One of Torke’s most frequently performed orchestral pieces is Javelin (1994), a “sonic olympiad” commissioned by the Atlanta Committee for the Olympics in celebration of the Atlanta Symphony Orchestra’s 50th anniversary season.
Providing a contrast to Torke’s triumphal joy, Maurice Ravel’s Le Tombeau de Couperin pays tribute to Ravel’s friends who had perished in the First World War. Both Torke and Ravel paint vividly. Using similar palettes, Torke’s exuberance contrasts with Ravel’s anguish providing the first half of the concert with tantalizing comparisons.
Closing the program is Johannes Brahms’ Symphony No. 4 in E minor, op. 98. According to “The New Grove Dictionary of Music,” this beloved work “represents the summit of Brahms’s achievement in the genre.”
About Ronald Feldman
Since joining the Boston Symphony Orchestra’s cello section at the age of 19, Ronald Feldman has received critical acclaim for a wide variety of musical achievements. Increasingly in demand as a conductor, Mr. Feldman was appointed assistant to Boston Pops conductor John Williams in 1989, a position he held until 1993. As conductor Mr. Feldman has appeared with the Rochester Philharmonic, the Quebec Symphony, the Springfield Symphony, the Saint Louis Symphony, the George Enescu Chamber Orchestra, the National Symphony of Costa Rica, the Landmarks Orchestra, and the London Symphony Orchestra. Mr. Feldman has appeared as cello soloist with many orchestras performing a wide range of concerto repertoire from Dvorak to Ligeti. His many chamber music affiliations have included performances with the Boston Symphony Chamber Players, Collage New Music Ensemble, the Boston Conservatory Chamber Players, and the Williams College Chamber Players. His performances include collaborations with artists Emanuel Ax, Garrick Ohlsson, Gil Shaham, Christian Tetzlaff, and Yo Yo Ma. He is on the faculties of Williams College, Berklee College of Music, and The New England Conservatory. Born in Brooklyn, NY and a graduate of Boston University, Mr. Feldman’s teachers have included, Joseph Emonts, Claus Adam, Lorne Monroe, John Sant’Ambrogio, and Harvey Shapiro. In September 2001, Mr. Feldman joined the faculty of Williams College as Artist in Residence and Director of the Berkshire Symphony, ending a distinguished career with the Boston Symphony Orchestra.
About the Berkshire Symphony
A very special orchestra, the Berkshire Symphony offers an extraordinary opportunity for both student and professional musicians, as well as the audience.

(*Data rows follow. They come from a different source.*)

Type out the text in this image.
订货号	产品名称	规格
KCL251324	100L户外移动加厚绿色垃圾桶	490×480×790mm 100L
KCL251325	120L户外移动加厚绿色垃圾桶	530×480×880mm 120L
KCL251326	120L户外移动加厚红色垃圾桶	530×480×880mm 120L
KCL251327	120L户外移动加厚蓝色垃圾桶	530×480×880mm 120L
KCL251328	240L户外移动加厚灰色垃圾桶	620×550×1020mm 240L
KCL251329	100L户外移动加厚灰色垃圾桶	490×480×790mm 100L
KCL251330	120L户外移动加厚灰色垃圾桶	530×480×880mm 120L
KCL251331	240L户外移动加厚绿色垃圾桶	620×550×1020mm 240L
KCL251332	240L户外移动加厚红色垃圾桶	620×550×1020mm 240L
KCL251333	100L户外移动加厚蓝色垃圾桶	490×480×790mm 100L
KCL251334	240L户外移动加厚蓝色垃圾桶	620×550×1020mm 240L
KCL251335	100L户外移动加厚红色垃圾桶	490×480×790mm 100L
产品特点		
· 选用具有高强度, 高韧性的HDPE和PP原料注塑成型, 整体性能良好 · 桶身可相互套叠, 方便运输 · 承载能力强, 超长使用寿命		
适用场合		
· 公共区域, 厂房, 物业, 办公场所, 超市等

By pairing students with their teachers and mentors throughout the rehearsal period, and throughout the season, Williams students are exposed to a level of professionalism and discipline that is rare in an educational setting. At the same time, the students’ infectious enthusiasm contributes to the Berkshire Symphony’s remarkable energy and rich sound. This makes the Berkshire Symphony unique and very exciting.